EU agrees on budget ahead of major summit

European Union officials reach last-minute budget deal after a year of disagreements between member states.

Jose Manuel Barroso
EU officials finally signed off on a $1.3 trillion budget for the next six years [Reuters]

After more than a year of divisive and unproductive squabbling, the European Union has finally agreed to a budget deal, just hours ahead of a summit to end rampant youth unemployment in the bloc.

The last-minute agreement was reached on Thursday, as officials finally signed off on a $1.3 trillion budget for the EU, including the first spending cuts in its history.

The agreement still requires parliamentary approval.

Without a budget in place, the programmes to tackle unemployment and other issues to be discussed in the upcoming two-day summit in Brussels would not have been able to be launched.

European Commission President Jose Manuel Barroso announced the agreement, saying “this is a good deal for Europe, this is a good deal for European citizens, this is a good deal for the European economy”.

The 2014-2020 trillion-euro budget was only agreed upon with compromises on all sides.

At a summit in February, Britain, backed by Germany and the Netherlands, shot down a Commission bid to increase the budget by 5 percent as being unacceptable in times of austerity.

Instead, EU leaders for the first time ever agreed to cut spending, by 3.0 percent, in a move that angered MEPs who said money was needed to implement growth measures in their struggling countries.

Banking failures

European Parliament president Martin Schulz, who will be meeting leaders of the parliament’s groups later on Thursday, said it was “not an easy compromise” and that he would have to battle to win support from a majority of MEPs to now back a cut in the budget.

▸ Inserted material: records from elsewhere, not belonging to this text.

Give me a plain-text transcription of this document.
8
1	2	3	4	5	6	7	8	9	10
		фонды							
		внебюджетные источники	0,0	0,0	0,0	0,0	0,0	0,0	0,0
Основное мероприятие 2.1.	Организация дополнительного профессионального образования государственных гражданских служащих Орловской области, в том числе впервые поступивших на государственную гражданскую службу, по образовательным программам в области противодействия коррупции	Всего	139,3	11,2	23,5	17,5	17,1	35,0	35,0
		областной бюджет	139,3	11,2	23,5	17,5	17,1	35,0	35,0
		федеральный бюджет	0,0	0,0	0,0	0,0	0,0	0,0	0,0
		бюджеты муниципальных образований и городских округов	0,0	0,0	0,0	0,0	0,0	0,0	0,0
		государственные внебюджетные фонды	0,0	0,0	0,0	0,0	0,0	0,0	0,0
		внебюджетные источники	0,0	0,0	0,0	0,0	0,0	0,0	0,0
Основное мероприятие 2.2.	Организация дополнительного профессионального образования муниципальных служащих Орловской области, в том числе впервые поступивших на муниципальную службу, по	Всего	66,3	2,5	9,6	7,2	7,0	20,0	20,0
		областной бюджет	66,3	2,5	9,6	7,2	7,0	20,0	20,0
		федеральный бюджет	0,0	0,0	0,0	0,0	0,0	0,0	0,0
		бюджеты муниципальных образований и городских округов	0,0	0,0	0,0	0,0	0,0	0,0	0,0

After seven hours of talks that followed 18 hours of unsuccessful bargaining last week, finance ministers also agreed on how to share the costs of future bank failures among investors and wealthy savers during the emergency breakfast meeting.

They laid the groundwork for a single system to resolve failed banks in the eurozone and the 27-nation EU.

Separate from national spending, and much smaller than EU national budgets, the EU budget is designed in part to balance out the economic development of its members by injecting funding into poorer countries.

The EU has funded thousands of infrastructure and capital projects over the years, from the installation of broadband networks to the upgrade of road networks.